Cartica, an asset management firm focused on active ownership in emerging markets equities, this week challenged two practices implemented by many Mexican companies that the firm says ‘seriously undermine the rights of minority shareholders.’
Specifically, Cartica requested that both the Mexican Banking and Securities Commission (CNBV) and the Mexican Stock Exchange (BMV) require all public issuers in the country to:
- Extend the period for advance notice of shareholder meetings to at least 30 days, from the current 15-day minimum
- Rescind charter provisions that require board approval for a shareholder to acquire 10 percent of the voting shares and exercise its statutory right to nominate a director to the board.
In doing so, Cartica says it is seeking to bring Mexican company practices in line with international best practices and investor expectations.
Cartica is a significant shareholder in two Mexican mid-cap companies and has had multiple discussions with representatives from the CNBV over the last several months to propose possible legal and regulatory solutions to practices and charter provisions among many of the country’s largest issuers that ‘undermine the voting rights of minority shareholders and negatively impact investor confidence in Mexico,’ the firm says in a notice announcing its position. Cartica has also voiced its concerns to senior officials at the BMV, it adds.
According to the firm, it has presented evidence to the CNBV and BMV that during the 2016 proxy season roughly 75 Mexican listed companies, including many of the country’s largest, did not provide notice and particulars of their annual general meetings in time for shareholders to make informed voting decisions.
‘The current 15-day notice period means the proxy services, and indeed the shareholders themselves, cannot meaningfully review the meeting materials before the deadline for sending their voting instructions to their custodians,’ says Mike Lubrano, managing director of corporate governance and sustainability at Cartica. ‘By the time most institutional investors receive notice of the agenda and recommendations from their advisers, it is already too late to exercise their rights.’
Provisions added to the bylaws of dozens of Mexican listed companies in recent years that require board approval for any shareholder to hold 10 percent of the voting shares ‘deprive shareholders of rights specifically granted under Mexican law,’ according to Cartica.
Although Mexico’s Securities Markets Law has long given 10 percent minority shareholders the power to nominate a director, many companies have taken away this right by adding provisions in their bylaws that in effect give the majority shareholders and management blocking power over minority shareholder nominations – arguing that these are anti-takeover provisions – the US asset manager says.
Cartica adds that it has advocated several solutions with the CNBV and BMV, including reforms to the Securities Markets Law, amendment of listing rules, changes to the Mexican Code of Best Practices in Corporate Governance and the issuance of regulatory interpretations.
Cartica is not alone in the US asset management industry in urging reforms.

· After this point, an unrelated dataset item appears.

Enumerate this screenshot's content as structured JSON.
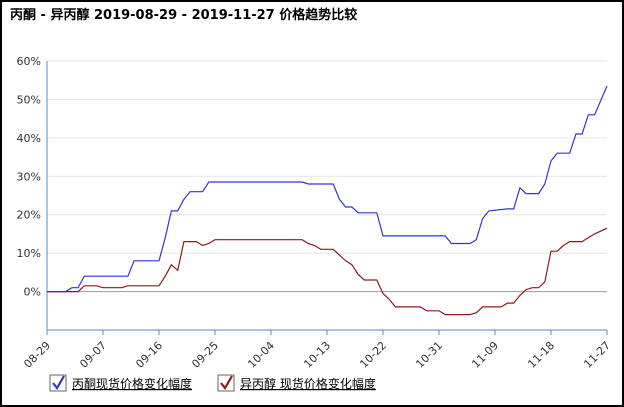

BlackRock, Vanguard and State Street have all boosted their corporate governance teams following pressure from policymakers and clients to demonstrate they are policing the companies they invest in (CorporateSecretary.com, 2/2).
BlackRock also recently wrote to the CEOs of more than 300 companies in the UK to warn them it would vote for increases in executive salaries only if they are matched by increases in workers’ pay (CorporateSecretary.com, 1/27).